Throughout growing tensions with the Vietnamese population, the South Asian communities of Indochine persisted well throughout the middle of the 20th century. In light of the conflict between Japanese, Vietnamese, and French during WWII in Indochine, Indians responded by ‘Indianizing’ themselves, separating themselves from the French so that they would not be targeted by anti-French sentiment (p. 285). They ‘donned the longhis of Muslim merchants’, to make themselves less targeted during periods of Japanese internment after the coup of 1945 (p. 299). Nevertheless, Indian French citizens remained in Southeast Asia throughout the 1940s and 1950s. In the 1960s they were employed as intermediaries. Lurdusammy, for example, was a ‘liaison between the French and American armies in Laos in the mid-1960s’ (p. 318).

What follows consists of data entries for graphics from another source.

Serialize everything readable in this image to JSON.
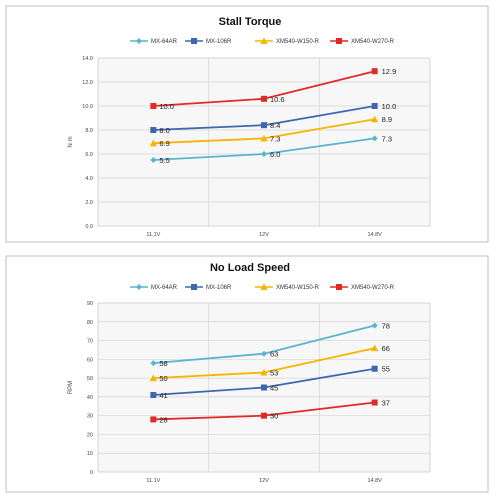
{
  "chart_data": [
    {
      "type": "line",
      "title": "Stall Torque",
      "ylabel": "N·m",
      "xlabel": "",
      "categories": [
        "11.1V",
        "12V",
        "14.8V"
      ],
      "ylim": [
        0,
        14
      ],
      "yticks": [
        "0.0",
        "2.0",
        "4.0",
        "6.0",
        "8.0",
        "10.0",
        "12.0",
        "14.0"
      ],
      "grid": true,
      "legend": "top",
      "series": [
        {
          "name": "MX-64AR",
          "color": "#5ab4cf",
          "marker": "diamond",
          "values": [
            5.5,
            6.0,
            7.3
          ],
          "labels": [
            "5.5",
            "6.0",
            "7.3"
          ]
        },
        {
          "name": "MX-106R",
          "color": "#3f67b0",
          "marker": "square",
          "values": [
            8.0,
            8.4,
            10.0
          ],
          "labels": [
            "8.0",
            "8.4",
            "10.0"
          ]
        },
        {
          "name": "XM540-W150-R",
          "color": "#f7b500",
          "marker": "triangle",
          "values": [
            6.9,
            7.3,
            8.9
          ],
          "labels": [
            "6.9",
            "7.3",
            "8.9"
          ]
        },
        {
          "name": "XM540-W270-R",
          "color": "#e02a2a",
          "marker": "square",
          "values": [
            10.0,
            10.6,
            12.9
          ],
          "labels": [
            "10.0",
            "10.6",
            "12.9"
          ]
        }
      ]
    },
    {
      "type": "line",
      "title": "No Load Speed",
      "ylabel": "RPM",
      "xlabel": "",
      "categories": [
        "11.1V",
        "12V",
        "14.8V"
      ],
      "ylim": [
        0,
        90
      ],
      "yticks": [
        "0",
        "10",
        "20",
        "30",
        "40",
        "50",
        "60",
        "70",
        "80",
        "90"
      ],
      "grid": true,
      "legend": "top",
      "series": [
        {
          "name": "MX-64AR",
          "color": "#5ab4cf",
          "marker": "diamond",
          "values": [
            58,
            63,
            78
          ],
          "labels": [
            "58",
            "63",
            "78"
          ]
        },
        {
          "name": "MX-106R",
          "color": "#3f67b0",
          "marker": "square",
          "values": [
            41,
            45,
            55
          ],
          "labels": [
            "41",
            "45",
            "55"
          ]
        },
        {
          "name": "XM540-W150-R",
          "color": "#f7b500",
          "marker": "triangle",
          "values": [
            50,
            53,
            66
          ],
          "labels": [
            "50",
            "53",
            "66"
          ]
        },
        {
          "name": "XM540-W270-R",
          "color": "#e02a2a",
          "marker": "square",
          "values": [
            28,
            30,
            37
          ],
          "labels": [
            "28",
            "30",
            "37"
          ]
        }
      ]
    }
  ]
}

More recently, in the former states of Indochina, the relative growth of the South Asian community has contributed to the sentiment that new migrants of South Asians, particularly from Malaysia, but also from the sub-continent, are connected to deeper historical roots in mainland Southeast Asia. Muslim and Hindu South Asians are involved in contemporary trade of coffee, tea, and agricultural products, as well as textiles, throughout Laos, Cambodia and Vietnam, most particularly in urban areas, but also in certain rural areas as well. Beyond providing a window into the understanding of the long history of South Asians in mainland Southeast Asia, in Mobile Citizens, Pairaudeau has contributed to the study of French colonial history, the study of citizenship and legal history, as well as the study of religious and ethnic minorities in a global historical context.